2. The bifunctional fusion protease according to claim 1 comprising a protein of the formula:

X—Y—Z (I) or

Z—Y—X (II)

wherein

X is a picornaviral 3C protease or a functional variant thereof;

Y is an optional linker;

Z is a Xaa-Pro-dipeptidyl aminopeptidase (XaaProDAP) or a functional variant thereof;

wherein said fusion protease has substantially no self-cleavage activity able to deteriorate at least one of the two proteolytic activities.

3. The bifunctional fusion protease according to claim 2 comprising a protein of formula (I), wherein said picornaviral 3C protease or a functional variant thereof is in the N-terminal part of said bifunctional fusion protease.

4. The bifunctional fusion protease according to claim 2, wherein X is a human Rhinovirus 3C protease or a functional variant thereof.

5. The bifunctional fusion protease according to claim 2, wherein X comprises SEQ ID NO: 2, or a functional variant thereof.

6. The bifunctional fusion protease according to claim 2, wherein Z is an E.C. 3.4.14.11 enzyme or a functional variant thereof.

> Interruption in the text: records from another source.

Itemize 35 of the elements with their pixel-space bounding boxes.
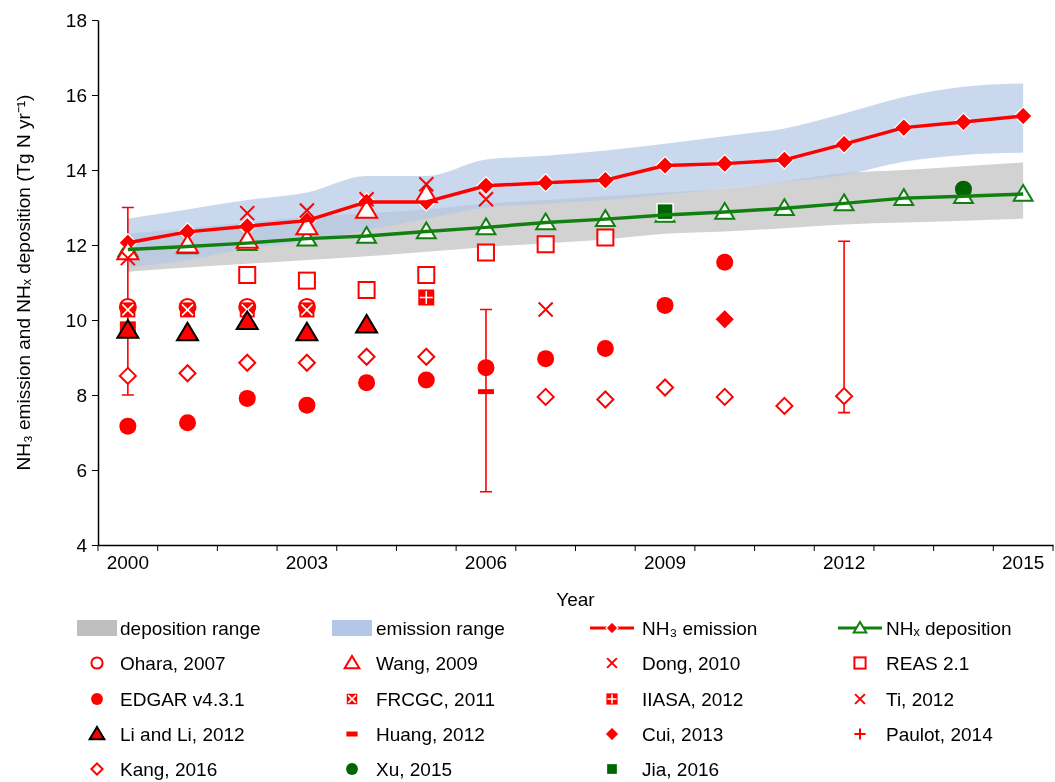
text: emission range	[376, 617, 505, 639]
y-tick-label: 18	[65, 9, 87, 31]
x-tick-label: 2006	[464, 551, 508, 573]
x-tick-label: 2015	[1002, 551, 1045, 573]
x-tick-label: 2009	[643, 551, 687, 573]
legend-label: Ti, 2012	[886, 688, 954, 710]
legend-label: IIASA, 2012	[642, 688, 744, 710]
legend-label: REAS 2.1	[886, 652, 970, 674]
legend-label: Li and Li, 2012	[120, 723, 245, 745]
x-tick-label: 2003	[285, 551, 329, 573]
legend-label: EDGAR v4.3.1	[120, 688, 245, 710]
y-tick-label: 4	[76, 534, 88, 556]
x-axis-title: Year	[556, 589, 596, 610]
y-axis-title: NH₃ emission and NHₓ deposition (Tg N yr⁻¹)	[13, 94, 34, 471]
y-tick-label: 10	[65, 309, 87, 331]
y-tick-label: 8	[76, 384, 87, 406]
y-tick-label: 14	[65, 159, 88, 181]
x-tick-label: 2012	[822, 551, 866, 573]
legend-label: FRCGC, 2011	[376, 688, 495, 710]
legend-label: Huang, 2012	[376, 723, 485, 745]
legend-label: Paulot, 2014	[886, 723, 994, 745]
legend-label: Cui, 2013	[642, 723, 724, 745]
legend-label: NH₃ emission	[642, 617, 758, 639]
legend-label: Ohara, 2007	[120, 652, 226, 674]
text: deposition range	[120, 617, 261, 639]
x-tick-label: 2000	[106, 551, 149, 573]
legend-label: Wang, 2009	[376, 652, 478, 674]
legend-label: Kang, 2016	[120, 758, 218, 780]
y-tick-label: 6	[76, 459, 87, 481]
y-tick-label: 12	[65, 234, 87, 256]
legend-label: Dong, 2010	[642, 652, 741, 674]
legend-label: Xu, 2015	[376, 758, 453, 780]
y-tick-label: 16	[65, 84, 87, 106]
legend-label: Jia, 2016	[642, 758, 720, 780]
legend-label: NHₓ deposition	[886, 617, 1012, 639]
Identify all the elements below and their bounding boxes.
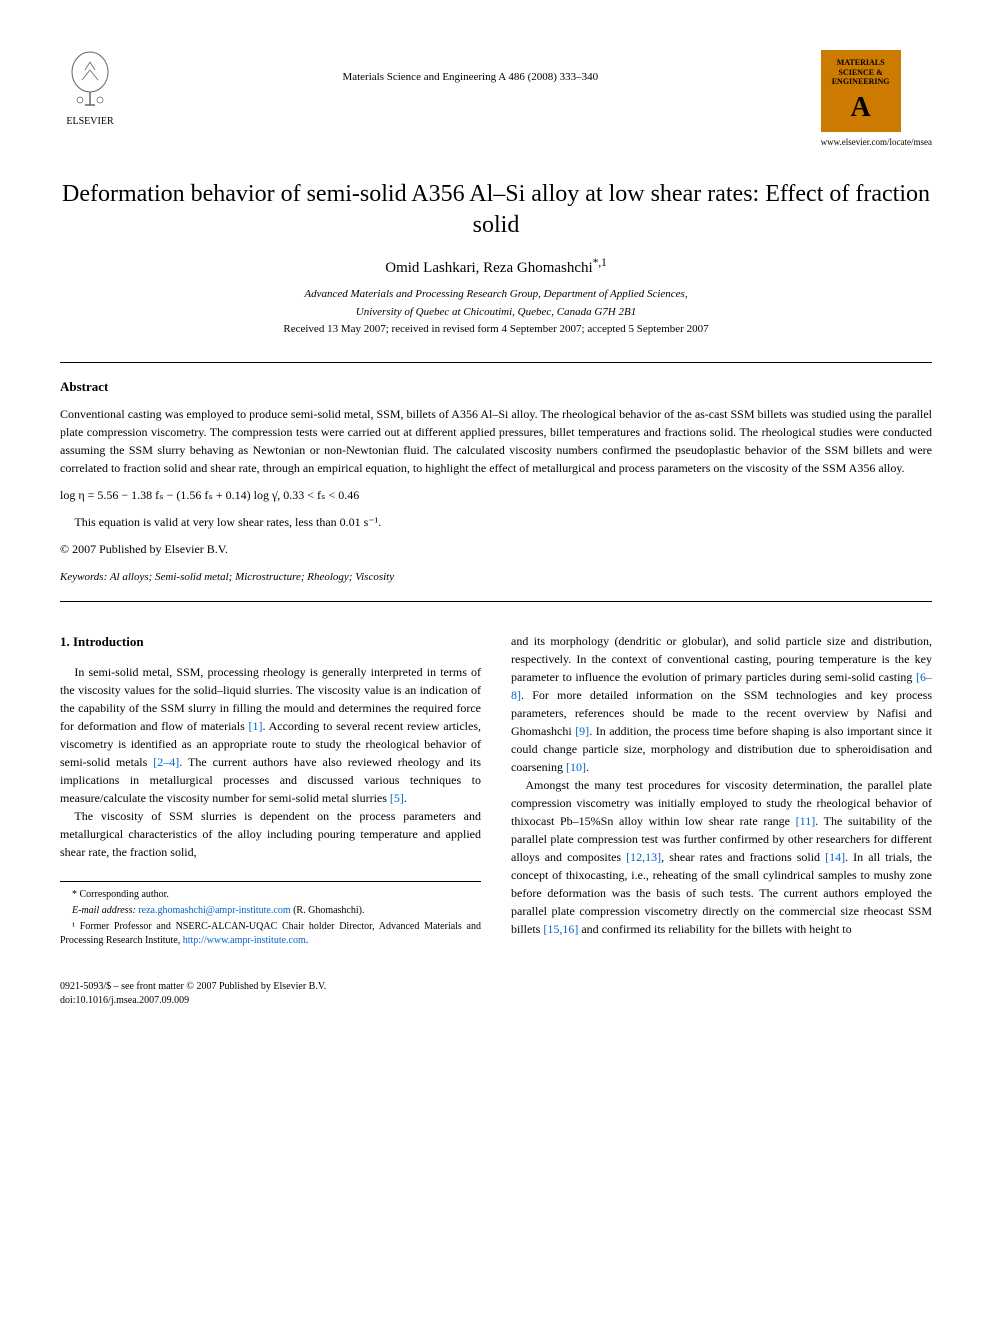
article-dates: Received 13 May 2007; received in revise…: [60, 322, 932, 337]
keywords-text: Al alloys; Semi-solid metal; Microstruct…: [107, 571, 394, 583]
left-column: 1. Introduction In semi-solid metal, SSM…: [60, 632, 481, 951]
email-line: E-mail address: reza.ghomashchi@ampr-ins…: [60, 904, 481, 918]
ref-10[interactable]: [10]: [566, 760, 586, 774]
email-link[interactable]: reza.ghomashchi@ampr-institute.com: [138, 905, 290, 916]
ref-12-13[interactable]: [12,13]: [626, 850, 661, 864]
journal-logo: MATERIALS SCIENCE & ENGINEERING A www.el…: [821, 50, 932, 149]
body-columns: 1. Introduction In semi-solid metal, SSM…: [60, 632, 932, 951]
institute-url[interactable]: http://www.ampr-institute.com: [183, 935, 306, 946]
intro-p2: The viscosity of SSM slurries is depende…: [60, 807, 481, 861]
intro-p1: In semi-solid metal, SSM, processing rhe…: [60, 663, 481, 807]
ref-1[interactable]: [1]: [249, 719, 263, 733]
elsevier-tree-icon: [60, 50, 120, 110]
footnote-1: ¹ Former Professor and NSERC-ALCAN-UQAC …: [60, 920, 481, 948]
abstract-copyright: © 2007 Published by Elsevier B.V.: [60, 541, 932, 558]
ref-14[interactable]: [14]: [825, 850, 845, 864]
author-names: Omid Lashkari, Reza Ghomashchi: [385, 260, 592, 276]
issn-line: 0921-5093/$ – see front matter © 2007 Pu…: [60, 980, 932, 994]
email-label: E-mail address:: [72, 905, 138, 916]
journal-url[interactable]: www.elsevier.com/locate/msea: [821, 136, 932, 149]
abstract-heading: Abstract: [60, 378, 932, 396]
article-title: Deformation behavior of semi-solid A356 …: [60, 179, 932, 241]
author-marks: *,1: [593, 257, 607, 269]
header-row: ELSEVIER Materials Science and Engineeri…: [60, 50, 932, 149]
page-footer: 0921-5093/$ – see front matter © 2007 Pu…: [60, 980, 932, 1008]
keywords-label: Keywords:: [60, 571, 107, 583]
affiliation-line1: Advanced Materials and Processing Resear…: [60, 287, 932, 301]
abstract-text: Conventional casting was employed to pro…: [60, 405, 932, 477]
divider: [60, 362, 932, 363]
keywords: Keywords: Al alloys; Semi-solid metal; M…: [60, 570, 932, 585]
elsevier-logo: ELSEVIER: [60, 50, 120, 129]
ref-9[interactable]: [9]: [575, 724, 589, 738]
journal-badge: MATERIALS SCIENCE & ENGINEERING A: [821, 50, 901, 132]
divider: [60, 601, 932, 602]
abstract-post-equation: This equation is valid at very low shear…: [60, 513, 932, 531]
journal-reference: Materials Science and Engineering A 486 …: [120, 50, 821, 85]
ref-5[interactable]: [5]: [390, 791, 404, 805]
corresponding-author: * Corresponding author.: [60, 888, 481, 902]
authors: Omid Lashkari, Reza Ghomashchi*,1: [60, 256, 932, 279]
badge-letter: A: [827, 91, 895, 125]
section-1-heading: 1. Introduction: [60, 632, 481, 652]
badge-line3: ENGINEERING: [832, 77, 890, 86]
email-name: (R. Ghomashchi).: [291, 905, 365, 916]
ref-15-16[interactable]: [15,16]: [543, 922, 578, 936]
badge-line1: MATERIALS: [837, 58, 885, 67]
ref-2-4[interactable]: [2–4]: [153, 755, 179, 769]
intro-p3: and its morphology (dendritic or globula…: [511, 632, 932, 776]
footnotes: * Corresponding author. E-mail address: …: [60, 881, 481, 948]
doi-line: doi:10.1016/j.msea.2007.09.009: [60, 994, 932, 1008]
right-column: and its morphology (dendritic or globula…: [511, 632, 932, 951]
abstract-equation: log η = 5.56 − 1.38 fₛ − (1.56 fₛ + 0.14…: [60, 487, 932, 504]
affiliation-line2: University of Quebec at Chicoutimi, Queb…: [60, 305, 932, 319]
intro-p4: Amongst the many test procedures for vis…: [511, 776, 932, 938]
publisher-name: ELSEVIER: [66, 115, 113, 129]
badge-line2: SCIENCE &: [839, 68, 883, 77]
ref-11[interactable]: [11]: [796, 814, 816, 828]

7. The bifunctional fusion protease according to claim 6, wherein Z is an enzyme from a lactic acid bacterium or a functional variant thereof.

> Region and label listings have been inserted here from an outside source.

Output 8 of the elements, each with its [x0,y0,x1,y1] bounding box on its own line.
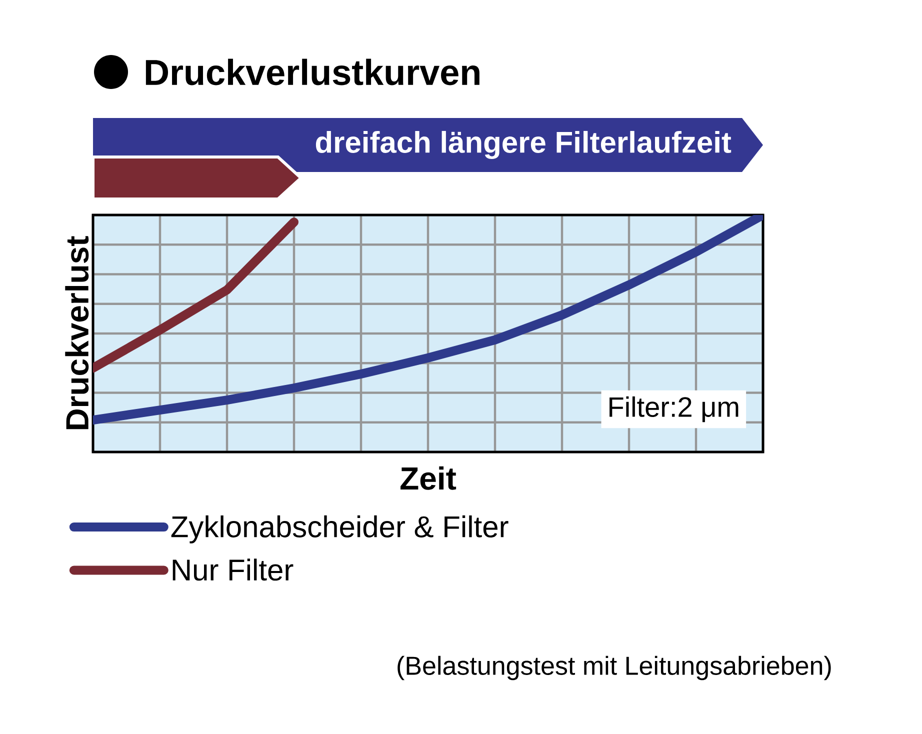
chart-title: Druckverlustkurven [146,58,480,86]
text: dreifach längere Filterlaufzeit [316,130,732,160]
y-axis-title: Druckverlust [65,236,89,430]
legend-label: Zyklonabscheider & Filter [171,515,508,544]
annotation: Filter:2 μm [610,396,738,422]
text: (Belastungstest mit Leitungsabrieben) [398,656,831,680]
legend-label: Nur Filter [172,558,294,581]
x-axis-title: Zeit [400,466,456,490]
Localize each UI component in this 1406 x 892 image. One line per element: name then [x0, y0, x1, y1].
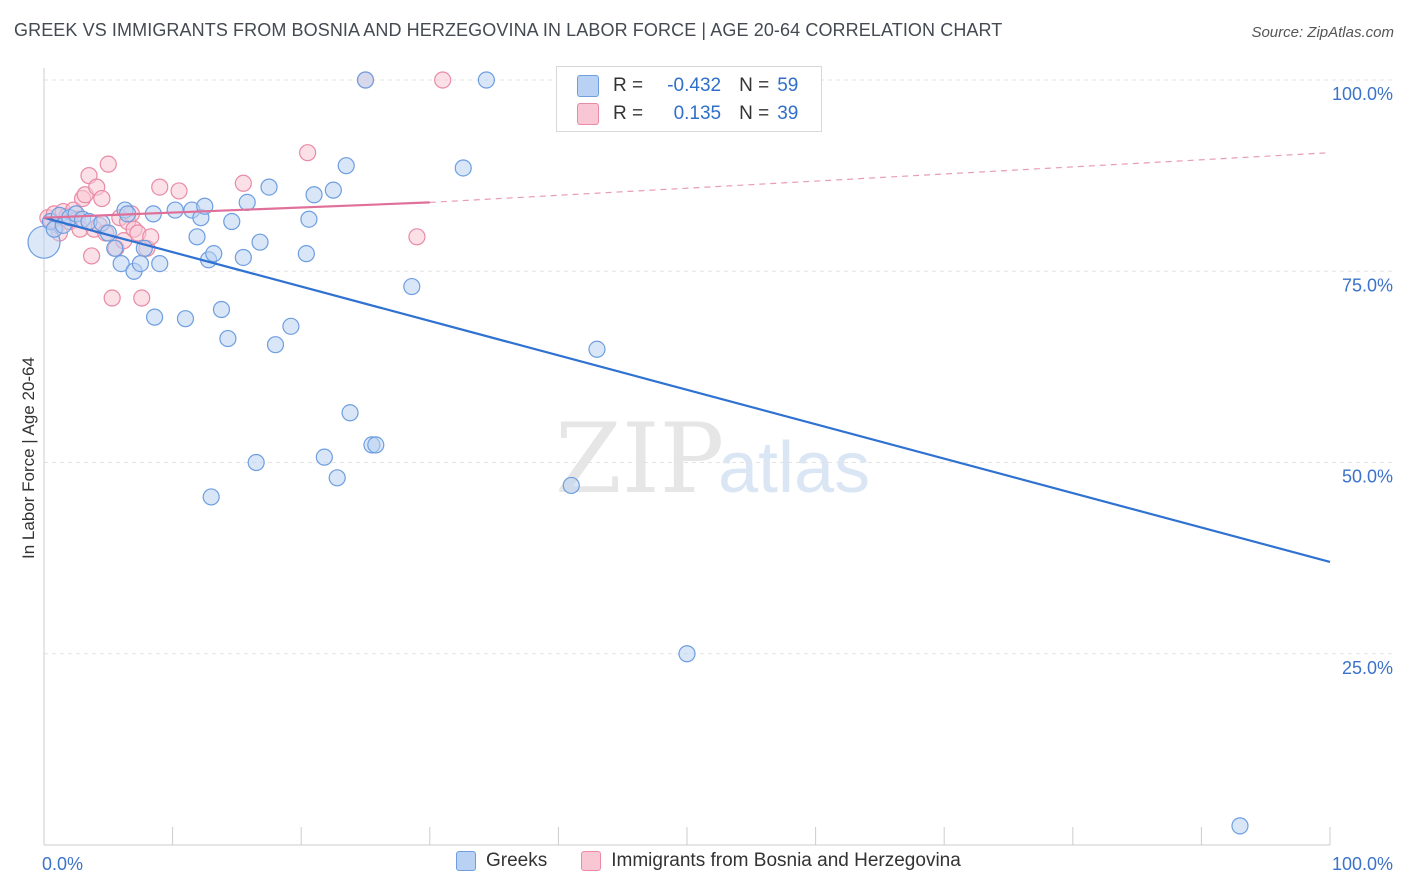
- greeks-point-50: [403, 277, 421, 296]
- greeks-point-55: [678, 645, 696, 663]
- greeks-point-18: [145, 308, 164, 326]
- legend-label-greeks: Greeks: [486, 850, 548, 871]
- legend-swatch-bosnia: [581, 851, 602, 871]
- greeks-point-40: [300, 210, 318, 228]
- greeks-point-53: [562, 476, 580, 495]
- greeks-point-34: [247, 453, 265, 472]
- greeks-n-label: N =: [739, 75, 770, 96]
- stats-row-greeks: R = -0.432 N = 59: [577, 72, 798, 100]
- bosnia-r-label: R =: [613, 103, 644, 124]
- legend-label-bosnia: Immigrants from Bosnia and Herzegovina: [611, 850, 961, 871]
- greeks-swatch: [577, 75, 599, 97]
- watermark-zip: ZIP: [555, 403, 724, 515]
- bosnia-point-35: [299, 144, 317, 162]
- x-tick-label-0: 0.0%: [42, 854, 83, 874]
- greeks-point-28: [202, 488, 220, 506]
- greeks-point-39: [297, 245, 315, 263]
- legend-swatch-greeks: [456, 851, 476, 871]
- y-tick-label-3: 25.0%: [1342, 658, 1393, 678]
- greeks-point-54: [588, 340, 606, 358]
- greeks-point-30: [219, 329, 237, 348]
- bosnia-n-label: N =: [739, 103, 770, 124]
- bosnia-point-20: [99, 155, 117, 173]
- bosnia-point-14: [82, 247, 101, 265]
- legend: Greeks Immigrants from Bosnia and Herzeg…: [456, 850, 995, 872]
- greeks-point-35: [251, 233, 269, 251]
- source-label: Source: ZipAtlas.com: [1251, 24, 1394, 41]
- greeks-point-15: [131, 255, 150, 273]
- greeks-point-43: [324, 181, 342, 199]
- greeks-point-36: [260, 178, 278, 196]
- greeks-n-value: 59: [777, 75, 799, 96]
- greeks-point-52: [477, 71, 495, 89]
- bosnia-point-37: [408, 228, 426, 246]
- bosnia-trend-extension: [429, 152, 1331, 203]
- greeks-point-44: [328, 469, 346, 487]
- greeks-point-58: [1231, 817, 1249, 835]
- greeks-point-41: [305, 186, 323, 204]
- bosnia-point-29: [133, 289, 151, 307]
- greeks-point-49: [367, 436, 385, 454]
- greeks-point-32: [234, 248, 252, 267]
- greeks-point-11: [112, 255, 130, 273]
- stats-box: R = -0.432 N = 59 R = 0.135 N = 39: [556, 66, 822, 132]
- greeks-point-27: [205, 245, 223, 263]
- greeks-point-10: [106, 239, 124, 257]
- bosnia-point-38: [434, 71, 452, 89]
- greeks-point-46: [341, 404, 359, 422]
- y-axis-label: In Labor Force | Age 20-64: [19, 357, 38, 559]
- bosnia-point-33: [170, 182, 188, 200]
- greeks-point-37: [266, 336, 285, 354]
- greeks-point-45: [337, 157, 355, 175]
- y-tick-label-0: 100.0%: [1332, 84, 1393, 104]
- y-tick-label-1: 75.0%: [1342, 275, 1393, 295]
- greeks-point-33: [238, 193, 256, 211]
- greeks-point-51: [454, 159, 472, 177]
- greeks-r-label: R =: [613, 75, 644, 96]
- greeks-point-42: [315, 448, 333, 466]
- bosnia-r-value: 0.135: [673, 103, 722, 124]
- bosnia-trend-line: [43, 201, 430, 219]
- bosnia-point-21: [103, 289, 121, 307]
- greeks-point-23: [188, 228, 206, 246]
- y-tick-label-2: 50.0%: [1342, 467, 1393, 487]
- chart-title: GREEK VS IMMIGRANTS FROM BOSNIA AND HERZ…: [14, 20, 1003, 40]
- bosnia-point-34: [234, 174, 252, 192]
- bosnia-point-18: [93, 189, 111, 208]
- bosnia-swatch: [577, 103, 599, 125]
- legend-item-greeks[interactable]: Greeks: [456, 850, 547, 872]
- greeks-trend-line: [43, 216, 1331, 564]
- bosnia-n-value: 39: [777, 103, 799, 124]
- greeks-r-value: -0.432: [667, 75, 722, 96]
- x-tick-label-1: 100.0%: [1332, 854, 1393, 874]
- greeks-point-21: [176, 310, 195, 328]
- legend-item-bosnia[interactable]: Immigrants from Bosnia and Herzegovina: [581, 850, 961, 872]
- bosnia-point-32: [151, 178, 169, 196]
- greeks-point-29: [212, 300, 231, 319]
- stats-row-bosnia: R = 0.135 N = 39: [577, 100, 798, 128]
- greeks-point-19: [151, 255, 169, 273]
- greeks-point-38: [282, 317, 300, 335]
- watermark-atlas: atlas: [718, 428, 870, 508]
- greeks-point-31: [223, 212, 241, 231]
- greeks-point-20: [166, 201, 184, 219]
- greeks-point-47: [356, 71, 375, 89]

8. The bifunctional fusion protease according to claim 2, wherein Z is SEQ ID NO: 1 or a functional variant thereof.

9. The bifunctional fusion protease according to claim 2, wherein Z is an enzyme from Streptococcus spp. or a functional variant thereof.

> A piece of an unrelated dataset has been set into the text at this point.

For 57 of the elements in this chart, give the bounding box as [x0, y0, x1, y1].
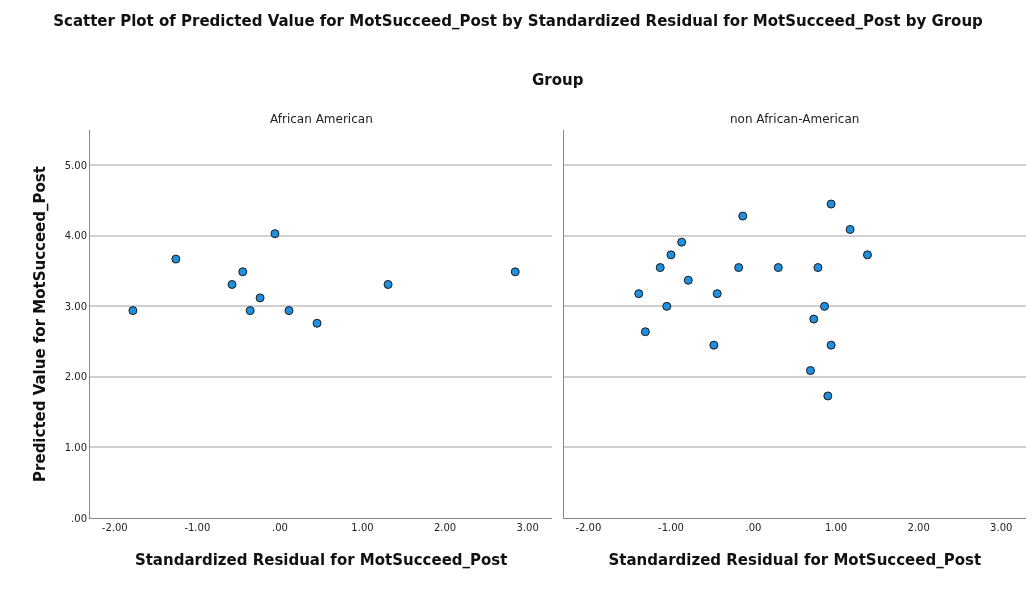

10. The bifunctional fusion protease according to claim 9 wherein Z is SEQ ID NO: 24 or a functional variant thereof.

11. The bifunctional fusion protease according to claim 2, wherein said functional variant comprises from 1-15 amino acid substitutions, deletions or additions relative to the corresponding naturally occurring protein or naturally occurring sub-sequence of a protein.

12. The bifunctional fusion protease according to claim 2, comprising a linker Y.

13. The bifunctional fusion protease according to claim 1, further comprising a tag protein attached to the N-terminal.

14. A method for preparing a bifunctional fusion protease according to claim 1, comprising recombinantly expressing a protein comprising the bifunctional fusion protease in a host cell and subsequently isolating the bifunctional fusion protease.

15. A method for removing an N-terminal peptide or protein from a larger peptide or protein comprising the use of the bifunctional fusion protease according to claim 1.